Now that's what I call a tent!
(Unfortunately this picture was sent to me without the details but i'll update it when I track them down)
Update: tent designer is mat&jewski (thanks Bea)

Donna Gee is a Brisbane artist who paints the most delightfully poetic pictures. There is something in her work that reminds me of Nara Yoshitomo, who I wrote about below. A similar sense of the poetic, a bit of melancholy, and something else, perhaps just a little bit dark, that belies the sweet and innocuous subject matter. The image above is a painting based on her aunties. Just after she had painted it, I walked into her studio and it just took my breath away. Check out more of her work here.





Kenji made this very sweet christmas tree and today we used a hole punch and cut out lots of little holes from my green and red decal scraps to decorate it. The tree is life size - about 2.5 metres high. Just joking. It’s about 10cm high. But how good would that be if it was 2.5 metres high!! We're getting a bit restless in the studio at the moment...it feels like holidays. Unfortunately it aint quite holidays for me yet. One more firing (if all goes to plan) and I'm home free! I'm finding myself getting very easily distracted and welcoming any interruption. Today we had a lovely visitor called Les, who plays the bagpipes with the QLD Pipe Band who have a building right next to ours. He was a fascinating fellow. Just stuck his head in to see what it was we got up to in our little shed, and ended up telling us great stories about his life as a train driver and then a policeman. Then he topped it off by playing us a CD of contemporary bagpipe music. I'm telling ya, if you've never heard By the Rivers of Babylon or Send in the Clowns played on bagpipes you haven't lived!
I send a lot of fragile objects all over the place and so need to use a bit of bubble wrap to make sure they get there in one piece and not twenty pieces. But I have a bit of a bee in my bonnet about how much of this plastic poppy stuff is used in the world, and how little of it is re-used and recycled. I am astounded by people and organisations who just bundle up metres and metres of the stuff and squish it into rubbish bins, never to be used again. So I have set myself a challenge to never buy bubble wrap first hand and to only use recycled. I have been very successful in this mission to date, and let me tell you the thrill of the chase is never better than when work is due for a show in 2 days and I still haven’t managed to scrounge enough bubble wrap to send it off safely!! I am forever keeping an eye out for shops and restaurants that are being redecorated and fitted out (a marvellous source of bubblewrap), and Kenji and I are always doing trips over to Reverse Garbage, sometimes returning triumphant with a bag stuffed full of it, other times returning despondent and empty-handed, haggling with each other over scraps lying around the studio. Today was a good day for bubble wrap. I did a quick dash to reverse garbage to find the sales assistant sorting through a pile that had just arrived! All recycled from a local company. The bubble gods were smiling on us.
Apart from being a great word in it's own right, a feffakookan is a very yummy german biscuit! And yes, it is actually spelt ‘pfeffercuchen’, but growing up making these tasty treats and never seeing the actual word written down I always imagined it to be spelt like this! My nana was famous for these biscuits – yummy, sugary, chewy ginger cookies with delicious white icing and coloured sprinkles all over them. Her recipe made 500 of them, and each Christmas her cosy little kitchen would be transformed into a busy biscuit factory as her gaggle of unruly grandchildren took their places on the production line mixing and rolling and cutting and icing and sprinkling and packing them up into colourful old tins to be sent off or taken home by friends and family. As we grew older the carnival ceased to be quite so unruly, but the tradition persisted. I’m in a mild state of panic at the moment as my nana’s recipe book seems to have gone missing…..
A very committed and creative member of the Brisbane arts community has been very kindly offering me some advice recently on how best I should ‘brand’ myself. He has come up with a slogan that might just catapult me into global fame and fortune, and turn me into a household name, like Tupperware or ipod. His little gem of a slogan goes like this….

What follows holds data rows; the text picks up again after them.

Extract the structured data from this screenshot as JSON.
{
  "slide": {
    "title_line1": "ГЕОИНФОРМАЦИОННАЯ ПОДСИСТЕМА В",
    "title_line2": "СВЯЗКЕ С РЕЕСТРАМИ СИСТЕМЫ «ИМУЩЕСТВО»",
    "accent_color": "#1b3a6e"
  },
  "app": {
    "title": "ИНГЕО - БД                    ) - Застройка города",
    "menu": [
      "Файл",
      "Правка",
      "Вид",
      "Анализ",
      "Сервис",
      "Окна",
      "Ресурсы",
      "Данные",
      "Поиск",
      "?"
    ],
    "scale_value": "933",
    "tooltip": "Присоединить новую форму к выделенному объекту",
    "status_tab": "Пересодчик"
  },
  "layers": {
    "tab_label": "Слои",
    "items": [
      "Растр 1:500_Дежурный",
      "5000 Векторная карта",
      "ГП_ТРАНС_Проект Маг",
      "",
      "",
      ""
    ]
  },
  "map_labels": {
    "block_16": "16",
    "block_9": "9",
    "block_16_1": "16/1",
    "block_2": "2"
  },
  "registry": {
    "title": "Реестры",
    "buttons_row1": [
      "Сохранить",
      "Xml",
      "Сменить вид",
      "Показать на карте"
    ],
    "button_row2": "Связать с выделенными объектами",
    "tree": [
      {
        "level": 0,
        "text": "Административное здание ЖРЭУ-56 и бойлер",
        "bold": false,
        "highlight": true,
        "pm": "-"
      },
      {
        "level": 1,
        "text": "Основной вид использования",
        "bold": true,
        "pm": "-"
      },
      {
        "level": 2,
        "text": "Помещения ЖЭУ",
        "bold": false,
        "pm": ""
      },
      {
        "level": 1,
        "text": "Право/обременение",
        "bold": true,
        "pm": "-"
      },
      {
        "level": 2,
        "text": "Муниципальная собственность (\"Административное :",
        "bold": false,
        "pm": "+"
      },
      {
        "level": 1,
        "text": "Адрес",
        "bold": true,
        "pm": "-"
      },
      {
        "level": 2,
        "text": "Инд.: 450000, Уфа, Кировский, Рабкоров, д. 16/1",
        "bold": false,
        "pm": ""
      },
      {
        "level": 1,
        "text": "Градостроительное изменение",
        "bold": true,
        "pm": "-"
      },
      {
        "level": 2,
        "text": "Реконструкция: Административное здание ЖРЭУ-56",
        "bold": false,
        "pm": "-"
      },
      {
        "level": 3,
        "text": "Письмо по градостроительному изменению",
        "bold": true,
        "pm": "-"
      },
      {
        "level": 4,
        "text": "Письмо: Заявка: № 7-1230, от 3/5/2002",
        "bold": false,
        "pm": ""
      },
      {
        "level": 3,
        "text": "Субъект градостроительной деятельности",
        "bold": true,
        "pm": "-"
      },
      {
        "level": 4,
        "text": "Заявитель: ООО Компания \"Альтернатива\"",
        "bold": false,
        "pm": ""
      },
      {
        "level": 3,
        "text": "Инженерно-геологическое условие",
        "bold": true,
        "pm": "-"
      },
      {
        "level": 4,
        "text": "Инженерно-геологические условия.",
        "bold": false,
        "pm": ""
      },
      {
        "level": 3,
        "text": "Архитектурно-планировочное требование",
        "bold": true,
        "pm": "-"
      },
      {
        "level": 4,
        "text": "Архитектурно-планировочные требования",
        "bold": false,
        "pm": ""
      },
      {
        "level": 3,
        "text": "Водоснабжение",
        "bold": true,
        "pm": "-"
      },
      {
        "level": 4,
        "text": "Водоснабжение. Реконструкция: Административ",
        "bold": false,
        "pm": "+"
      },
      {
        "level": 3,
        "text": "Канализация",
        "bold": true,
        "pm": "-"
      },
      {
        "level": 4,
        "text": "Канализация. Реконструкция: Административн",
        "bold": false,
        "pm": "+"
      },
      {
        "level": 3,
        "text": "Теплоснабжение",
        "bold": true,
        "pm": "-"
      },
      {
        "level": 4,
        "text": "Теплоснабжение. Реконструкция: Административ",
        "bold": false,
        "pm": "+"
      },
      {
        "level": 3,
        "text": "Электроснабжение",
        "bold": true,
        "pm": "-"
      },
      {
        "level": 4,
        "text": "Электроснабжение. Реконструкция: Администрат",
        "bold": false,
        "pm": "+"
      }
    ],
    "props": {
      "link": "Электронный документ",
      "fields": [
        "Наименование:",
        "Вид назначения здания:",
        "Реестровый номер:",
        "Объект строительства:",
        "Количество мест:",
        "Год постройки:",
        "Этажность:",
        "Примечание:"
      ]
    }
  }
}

Earlier this year I was invited to speak at VERGE 2006, the national Australian ceramics conference. I was part of a panel (along with Laura McEwan and Isaac Patmore) called Generation NEXT, looking at some of the pathways and perceptions of some of the newer (and not necessarily younger!) artists working in ceramics. Craft Australia has just published the paper on their website, along with papers by Janet DeBoos, Avi Amesbury and Carole Hanson Epp.
Kenji and I were working away in the studio today, when we looked up to see three magpies standing in the doorway just quietly watching us. We all just sat there for a moment looking at eachother, and then they turned around and walked away. I managed to catch this little fellow though. He came back for a second look.

I gave an artist talk today at the QUT Art Museum as part of the exhibition La Femme Domestique. I hadn't actually been able to get in to the gallery until today so it was nice to finally see the show. Some great work by some great women! The image is of Donna Marcus's work, who has also recently done a fantastic public art work in Brisbane Square.